Hacker News API doesn't obey RFC 4627

2 points by dmjio ↗ HN
Normally, I would post this on the github issue tracker, but it does not exist. See https://github.com/HackerNews/API.

The API returns "null" when an "Item" doesn't exist.

Example: https://hacker-news.firebaseio.com/v0/item/1607092358902384905.json?print=pretty

RFC 4627 specifies that the returned JSON must be either an object or an array. This is neither. Please help. Thank you.

Suggestion: Instead of "null", can you make it"{ \"item\" : null }" ?

Warmest Regards

12 comments

[ 4.8 ms ] story [ 47.7 ms ] thread
Isn't null an object?
The RFC says all JSON text must be an array or object, null is a value. JSON text is made up of JSON values.

per the RFC,

"JSON can represent four primitive types (strings, numbers, booleans, and null) and two structured types (objects and arrays)."

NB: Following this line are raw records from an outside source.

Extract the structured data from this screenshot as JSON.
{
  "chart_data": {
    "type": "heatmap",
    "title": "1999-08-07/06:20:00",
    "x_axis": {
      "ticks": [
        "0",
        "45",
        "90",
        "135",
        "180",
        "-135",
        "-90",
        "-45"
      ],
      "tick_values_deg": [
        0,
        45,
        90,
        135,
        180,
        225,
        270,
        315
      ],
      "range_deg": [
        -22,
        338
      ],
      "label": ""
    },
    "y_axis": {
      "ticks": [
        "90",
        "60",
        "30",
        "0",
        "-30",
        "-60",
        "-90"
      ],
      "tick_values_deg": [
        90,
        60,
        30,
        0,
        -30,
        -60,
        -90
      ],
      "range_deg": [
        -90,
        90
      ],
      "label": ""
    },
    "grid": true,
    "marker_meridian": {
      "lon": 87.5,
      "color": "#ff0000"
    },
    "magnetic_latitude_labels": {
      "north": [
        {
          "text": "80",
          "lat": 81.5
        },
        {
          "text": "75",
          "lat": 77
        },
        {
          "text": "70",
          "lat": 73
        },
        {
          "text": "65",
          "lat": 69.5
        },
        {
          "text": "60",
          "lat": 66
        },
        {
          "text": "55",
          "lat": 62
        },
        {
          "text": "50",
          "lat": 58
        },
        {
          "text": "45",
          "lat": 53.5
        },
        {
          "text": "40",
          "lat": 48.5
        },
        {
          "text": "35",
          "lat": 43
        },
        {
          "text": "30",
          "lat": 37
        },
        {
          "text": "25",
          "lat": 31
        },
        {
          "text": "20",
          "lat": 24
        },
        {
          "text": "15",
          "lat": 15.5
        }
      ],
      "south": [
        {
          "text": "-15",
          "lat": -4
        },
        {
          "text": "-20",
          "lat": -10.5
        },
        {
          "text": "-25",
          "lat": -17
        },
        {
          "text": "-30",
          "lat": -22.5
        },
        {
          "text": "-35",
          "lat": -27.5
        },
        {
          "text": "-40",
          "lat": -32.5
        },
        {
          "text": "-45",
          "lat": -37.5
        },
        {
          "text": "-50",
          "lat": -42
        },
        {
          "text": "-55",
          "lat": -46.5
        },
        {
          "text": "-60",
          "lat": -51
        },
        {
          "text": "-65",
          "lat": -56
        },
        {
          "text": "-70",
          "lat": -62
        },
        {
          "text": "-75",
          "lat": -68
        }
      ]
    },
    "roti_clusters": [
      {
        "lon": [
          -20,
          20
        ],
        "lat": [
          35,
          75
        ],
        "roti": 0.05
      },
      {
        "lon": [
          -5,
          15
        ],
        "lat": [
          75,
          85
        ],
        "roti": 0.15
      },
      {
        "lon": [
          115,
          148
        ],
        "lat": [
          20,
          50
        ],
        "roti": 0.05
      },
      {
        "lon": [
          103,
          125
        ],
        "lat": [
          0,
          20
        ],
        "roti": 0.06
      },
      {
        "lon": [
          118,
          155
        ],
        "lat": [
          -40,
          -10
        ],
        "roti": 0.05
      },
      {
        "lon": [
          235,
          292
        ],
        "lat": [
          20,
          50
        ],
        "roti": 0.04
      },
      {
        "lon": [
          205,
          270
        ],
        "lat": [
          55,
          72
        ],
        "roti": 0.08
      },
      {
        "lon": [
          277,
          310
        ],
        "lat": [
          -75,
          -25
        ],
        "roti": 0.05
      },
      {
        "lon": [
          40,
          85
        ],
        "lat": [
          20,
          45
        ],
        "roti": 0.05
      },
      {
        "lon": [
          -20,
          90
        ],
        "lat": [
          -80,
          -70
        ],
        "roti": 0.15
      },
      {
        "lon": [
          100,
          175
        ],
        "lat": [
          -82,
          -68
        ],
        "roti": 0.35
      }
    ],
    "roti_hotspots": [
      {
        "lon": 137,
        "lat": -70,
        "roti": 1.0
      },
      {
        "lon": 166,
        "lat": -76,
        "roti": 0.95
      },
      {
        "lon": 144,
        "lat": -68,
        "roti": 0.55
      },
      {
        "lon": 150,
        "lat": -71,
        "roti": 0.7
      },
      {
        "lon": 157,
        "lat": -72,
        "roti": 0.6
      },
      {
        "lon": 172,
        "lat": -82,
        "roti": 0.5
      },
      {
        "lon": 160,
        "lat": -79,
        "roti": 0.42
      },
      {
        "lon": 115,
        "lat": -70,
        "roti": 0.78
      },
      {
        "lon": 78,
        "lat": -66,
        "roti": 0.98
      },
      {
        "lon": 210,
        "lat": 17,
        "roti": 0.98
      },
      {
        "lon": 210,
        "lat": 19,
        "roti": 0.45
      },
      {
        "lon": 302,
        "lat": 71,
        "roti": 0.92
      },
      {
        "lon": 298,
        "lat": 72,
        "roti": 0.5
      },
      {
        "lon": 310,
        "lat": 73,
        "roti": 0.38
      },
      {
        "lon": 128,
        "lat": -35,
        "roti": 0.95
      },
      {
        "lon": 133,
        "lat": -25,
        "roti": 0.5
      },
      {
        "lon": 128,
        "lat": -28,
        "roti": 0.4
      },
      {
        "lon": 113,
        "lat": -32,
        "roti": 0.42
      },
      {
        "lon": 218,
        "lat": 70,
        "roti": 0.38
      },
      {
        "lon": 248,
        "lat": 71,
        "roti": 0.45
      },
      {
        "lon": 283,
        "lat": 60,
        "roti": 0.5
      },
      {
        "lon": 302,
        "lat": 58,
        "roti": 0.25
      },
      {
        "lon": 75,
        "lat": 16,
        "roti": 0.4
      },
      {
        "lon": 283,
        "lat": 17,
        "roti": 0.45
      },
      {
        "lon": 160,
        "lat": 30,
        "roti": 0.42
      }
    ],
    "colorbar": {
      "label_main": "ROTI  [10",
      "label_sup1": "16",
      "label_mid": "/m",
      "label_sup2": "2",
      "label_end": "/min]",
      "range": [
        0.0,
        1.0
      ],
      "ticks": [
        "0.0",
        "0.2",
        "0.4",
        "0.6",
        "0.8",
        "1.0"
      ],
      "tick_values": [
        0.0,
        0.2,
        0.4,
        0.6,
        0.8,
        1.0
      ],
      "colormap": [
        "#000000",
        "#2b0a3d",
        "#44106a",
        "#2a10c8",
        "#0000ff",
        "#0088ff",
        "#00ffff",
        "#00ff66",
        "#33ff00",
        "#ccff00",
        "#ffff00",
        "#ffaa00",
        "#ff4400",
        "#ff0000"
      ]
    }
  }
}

"An object is an unordered collection of zero or more name/value pairs, where a name is a string and a value is a string, number, boolean, null, object, or array."

Hrmm. Later on it is explained:

2.1. Values

   A JSON value MUST be an object, array, number, or string, or one of
   the following three literal names:

      false null true


... so what you're receiving is technically a valid JSON value according to the RFC, no?

(I am so sorry for being this pedantic - but that RFC is marked 'informational', it's not actually a standard so much as a suggestion, and even worse, RFC 7159 obsoletes it and is an IETF standards track document - check out http://tools.ietf.org/html/rfc7159. The ambiguity is definitely removed in the updated version.)

If I'm reading it correctly: "null" would be a valid value, but a key/name would still need to be specified. So a blank document with the word "null" on it is invalid because the value of null has no key... but again, I may be reading it wrong.
{"key": null}

vs

null

I'm pretty sure they're both valid.

(comment deleted)
(comment deleted)
I'm more surprised that they're returning a 200 when an item doesn't exist. If they'd just return a 404, per usual, the content of the body wouldn't really matter. (in my opinion)
yea... that's another issue to add
I would argue a 404 is not proper in this case and a 200 is more correct and valid.

The URI exists, the requested record/document does not, hence the successful response with no return.

That's an interesting way to look at it. I can definitely see your point, thank you.